Obsessive Compulsive and Related Disorders
The Relationship between OCD, Depression, and Interpretations of Intrusive Thoughts
Chase DuBois, B.A.
Study Coordinator
University of North Carolina at Chapel Hill
Chapel Hill, North Carolina
Carly S. Rodriguez, B.A.
Clinical Research Coordinator
University of North Carolina at Chapel Hill
Chapel Hill, North Carolina
Maya E. Tadross, None
Undergraduate Research Assistant
University of North Carolina at Chapel Hill
Chapel Hill, North Carolina
Jennifer R. Persia, None
Research Assistant
UNC Chapel Hill
438 Aaron Cir., North Carolina
Christopher G. Lung, B.S.
Undergraduate Research Assistant
University of North Carolina at Chapel Hill
Charlotte, North Carolina
Samantha N. Hellberg, M.A.
Doctoral Canditate
University of North Carolina at Chapel Hill
Chapel Hill, North Carolina
Heidi J. Ojalehto, M.A.
Doctoral Student
University of North Carolina at Chapel Hill
Durham, North Carolina
Nicholas S. Myers, M.A.
Doctoral Student
University of North Carolina at Chapel Hill
Durham, North Carolina
Lia Follet, Other
Research Assistant
Harvard University
Allston, Massachusetts
Jonathan Abramowitz, Ph.D.
Professor of Psychology
University of North Carolina at Chapel Hill
Chapel Hill, North Carolina
Introduction: About 56% of individuals with obsessive-compulsive disorder (OCD) experience comorbid major depressive disorder (MDD; Torres et al., 2016). OCD symptoms concerning unacceptable, taboo thoughts have been linked to depressive symptoms (Hasler et al., 2005; Torres et al., 2016). However, this issue remains understudied. Maladaptive beliefs about the importance of intrusive thoughts (e.g., "having an unwanted sexual thought means I actually want to act on it") may mediate this relationship: they are associated with both unacceptable thoughts (Brakoulias et al., 2014) and depressive symptoms (Abramowitz et al., 2007). Indeed, overestimates of the significance of these intrusive thoughts may lead to negative views of oneself resembling depressive cognitions. The current study, therefore, aimed to clarify relationships between depressive and OCD symptom dimensions and examine erroneous interpretations of unacceptable thoughts as a potential cognitive mediator.

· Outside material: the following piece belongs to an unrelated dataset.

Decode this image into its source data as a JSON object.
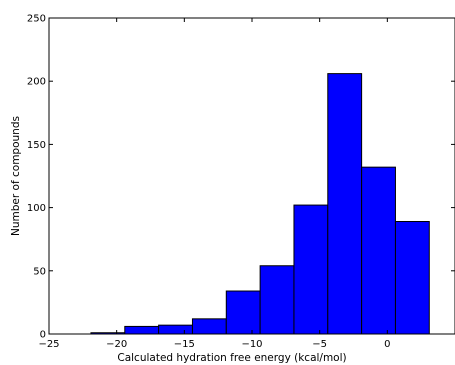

Methods: Participants were 152 outpatients who received a principal diagnosis of OCD and were seeking treatment for this condition. All participants completed self-report questionnaires, including the Dimensional Obsessive-Compulsive Scale (DOCS), Beck Depression Inventory-II (BDI-II), and Obsessive Beliefs Questionnaire (OBQ). An exploratory factor analysis (EFA) was conducted to derive the factor structure of the BDI-II. Bivariate correlations among the DOCS and BDI-II subscales and total scores were examined. A Bonferroni-corrected alpha was used to adjust for family-wise error (p < .002). PROCESS (Hayes, 2022) was used to estimate bootstrapped mediation models.

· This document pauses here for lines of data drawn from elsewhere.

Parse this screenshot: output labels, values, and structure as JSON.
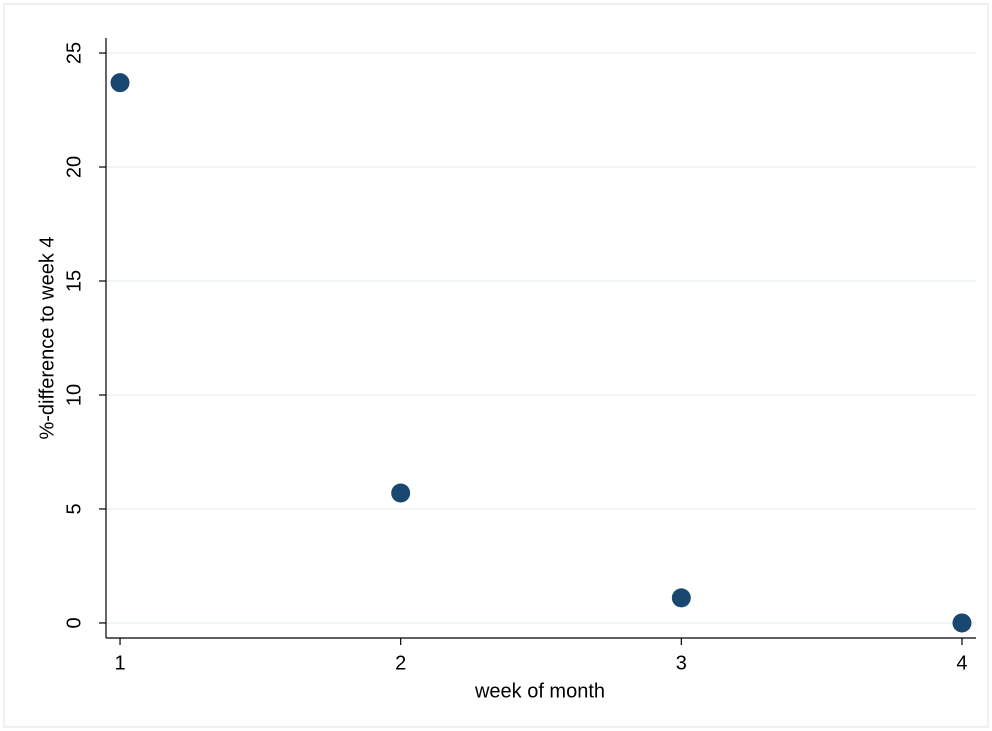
{
  "chart_data": {
    "type": "scatter",
    "x_label": "week of month",
    "y_label": "%-difference to week 4",
    "x": [
      1,
      2,
      3,
      4
    ],
    "series": [
      {
        "color": "#1a476f",
        "values": [
          23.7,
          5.7,
          1.1,
          0
        ]
      }
    ],
    "xlim": [
      0.95,
      4.05
    ],
    "ylim": [
      -0.66,
      25.66
    ],
    "xticks": [
      1,
      2,
      3,
      4
    ],
    "yticks": [
      0,
      5,
      10,
      15,
      20,
      25
    ],
    "grid": true
  }
}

Results: The EFA suggested a 2-factor solution for the BDI-II. The model demonstrated adequate fit. The BDI-II factor structure derived was similar to Beck’s (1996) original findings. Factor 1 was conceptualized as cognitive/affective symptoms, while Factor 2 represented somatic/anhedonic symptoms of depression. The DOCS unacceptable thoughts (DOCS-UT) subscale was significantly correlated with the BDI-II cognitive/affective (r = .29) and somatic/anhedonic (r = .30) factors. The DOCS contamination, responsibility for harm, and symmetry subscales were not significantly associated with either BDI-II factor. In addition, OBQ importance/control of thoughts (OBQ-ICT) scores significantly mediated the relationship between DOCS-UT and BDI-II total scores: the indirect effect was significant (effect estimate = .256, SE = .099).
Conclusion: Interestingly, OCD symptoms concerning repugnant thoughts were uniquely associated with comorbid depressive symptoms. Indeed, unacceptable thought symptoms were moderately associated with both cognitive/affective and somatic/anhedonic depressive symptoms. Elevated beliefs about the importance and need to control intrusive thoughts had a small-to-moderate mediating effect on this relationship. Findings are limited by the cross-sectional design which cannot establish causality. Given OCD symptoms often precede comorbid depression (Abramowitz et al., 2007), prospective studies should examine whether this mediator contributes to comorbid MDD development and incorporate direct measures of negative self-beliefs.